The US screen needs to be positioned so as to allow easy viewing of needle and probe and the US image. This is best achieved by using an LCD screen slaved to the US machine. The LCD screen can be swing out over the patient and allows an easy switch between observing needle/ probe alignment and the US image on the screen. If an LCD screen is not available the next best position for the US machine is between the patient's ipsilateral arm and the bed.
Two probes will provide good imaging in most situations - a high frequency (5-10MHz) linear probe or the medium frequency (4-8MHz) curvilinear probe. For a slender adult the linear probe will provide a good picture of the infraclavicular anatomy without any image distortion. However in larger patients, this probe is limited by its lack of imaging depth. In addition, in some individuals there is limited space between the US probe and the clavicle which makes needle placement difficult.
The curvilinear probe has several advantages. Firstly it is a lower frequency probe which allows for better imaging of deeper structures, especially useful in larger patients (>120 kg) where the target in more than 5cm deep. Secondly, the curvilinear probe allows more room for needle placement between clavicle and probe. Thirdly, the sector array of the probe makes needle imaging more reliable particularly with the steeper needle angles required for deeper nerves.
Prep and drape the area below the ipsilateral clavicle. Place a sterile sheath over the US probe after applying US gel to the inside of the sheath. Place US gel over the probe then apply to the patient. Optimise the image by selecting the appropriate depth and resolution setting for your machine. Use a 30 ml syringe for local anaesthetic (LA). Place a 3 way tap on the syringe then add a long length of narrow bore infusion tubing to the tap. Once the patient is prepped and draped, the syringe can be handed off the sterile field to an assistant who can aspirate and inject LA as directed. It is important to ensure that NO air is left in the syringe or tubing or needle; this will act as an acoustic barrier to the ultrasound waves and obscure the structures beyond.

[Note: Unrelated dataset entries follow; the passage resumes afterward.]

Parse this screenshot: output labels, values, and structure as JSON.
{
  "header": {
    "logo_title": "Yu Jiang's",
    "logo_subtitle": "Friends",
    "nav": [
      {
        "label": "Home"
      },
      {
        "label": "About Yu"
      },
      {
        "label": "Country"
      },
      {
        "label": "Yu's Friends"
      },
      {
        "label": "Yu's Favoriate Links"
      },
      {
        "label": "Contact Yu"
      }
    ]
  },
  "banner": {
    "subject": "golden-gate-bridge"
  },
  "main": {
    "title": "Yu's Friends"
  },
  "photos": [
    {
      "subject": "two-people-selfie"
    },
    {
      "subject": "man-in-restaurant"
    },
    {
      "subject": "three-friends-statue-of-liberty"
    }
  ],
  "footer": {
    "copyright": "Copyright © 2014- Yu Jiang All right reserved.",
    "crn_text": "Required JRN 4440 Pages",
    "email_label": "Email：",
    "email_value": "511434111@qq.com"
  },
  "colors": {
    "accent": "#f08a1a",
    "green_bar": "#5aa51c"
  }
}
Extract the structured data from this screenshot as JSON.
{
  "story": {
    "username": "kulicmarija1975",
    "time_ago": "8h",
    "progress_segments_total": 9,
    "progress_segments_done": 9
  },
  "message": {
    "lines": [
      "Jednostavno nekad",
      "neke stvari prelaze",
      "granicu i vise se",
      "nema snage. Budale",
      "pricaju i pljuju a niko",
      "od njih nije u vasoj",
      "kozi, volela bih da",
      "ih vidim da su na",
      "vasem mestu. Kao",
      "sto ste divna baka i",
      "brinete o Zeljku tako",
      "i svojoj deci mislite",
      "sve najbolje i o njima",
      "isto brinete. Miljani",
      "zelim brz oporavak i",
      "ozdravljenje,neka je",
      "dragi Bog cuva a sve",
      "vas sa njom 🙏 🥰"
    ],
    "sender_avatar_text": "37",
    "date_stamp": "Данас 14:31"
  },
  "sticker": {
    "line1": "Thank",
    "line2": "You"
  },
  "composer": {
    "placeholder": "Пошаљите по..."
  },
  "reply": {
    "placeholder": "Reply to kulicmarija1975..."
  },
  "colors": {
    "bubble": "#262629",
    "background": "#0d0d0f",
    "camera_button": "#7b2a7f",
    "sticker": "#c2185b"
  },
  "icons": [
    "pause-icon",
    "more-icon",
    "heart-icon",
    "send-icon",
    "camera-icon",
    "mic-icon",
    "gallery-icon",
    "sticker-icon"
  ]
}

Infiltrate the path of the block needle with a 5cm 25 gauge hypodermic. This is best performed with US imaging to ensure accurate infiltration and avoidance of inadvertent nerve / vessel puncture. We use a 10cm 16g Tuohy needle for the actual block. This has the advantage of giving a good image with US and allows some manipulation of the tissues to ensure optimal needle position. After ensuring good alignment between probe and needle, advance the needle towards the axillary artery. The posterior cord is blocked first. Avoid passing too close to the lateral cord by taking a steeper angle of approach initially and once past the lateral cord angle the shaft of the needle so as to pass just deep to the axillary artery. If imaging is difficult several techniques can be helpful -
- Firstly small movements of the needle generate tissue movement and can help localise the tip
- Secondly small injections of LA can clearly identify the tip of the needle
Once the needle position is in the desired position LA can be injected with the aim being to ensure good spread around the nerve. Once adequate LA is placed adjacent to the posterior cord, slowly withdraw the needle until it lies just deep to the lateral cord. Once again a series of small injections of LA can be made with minor adjustments of needle position to ensure good spread around the nerve. Ideally the LA is seen peeling away the connective tissue around the nerve leaving it surrounded in a black rim of LA. A final injection can be made adjacent to the medial cord. If there has been good spread of LA around the artery with the previous injections it may not be necessary. In order to perform this injection the needle must be withdrawn to the subcutaneous plane then redirected aiming to pass anterior to the axillary artery. It is important to penetrate the Pm fascia prior to injection but some care must be taken to avoid puncturing the axillary vein which lies in the path of the advancing needle.
Small injections of LA can help guide the needle advancement.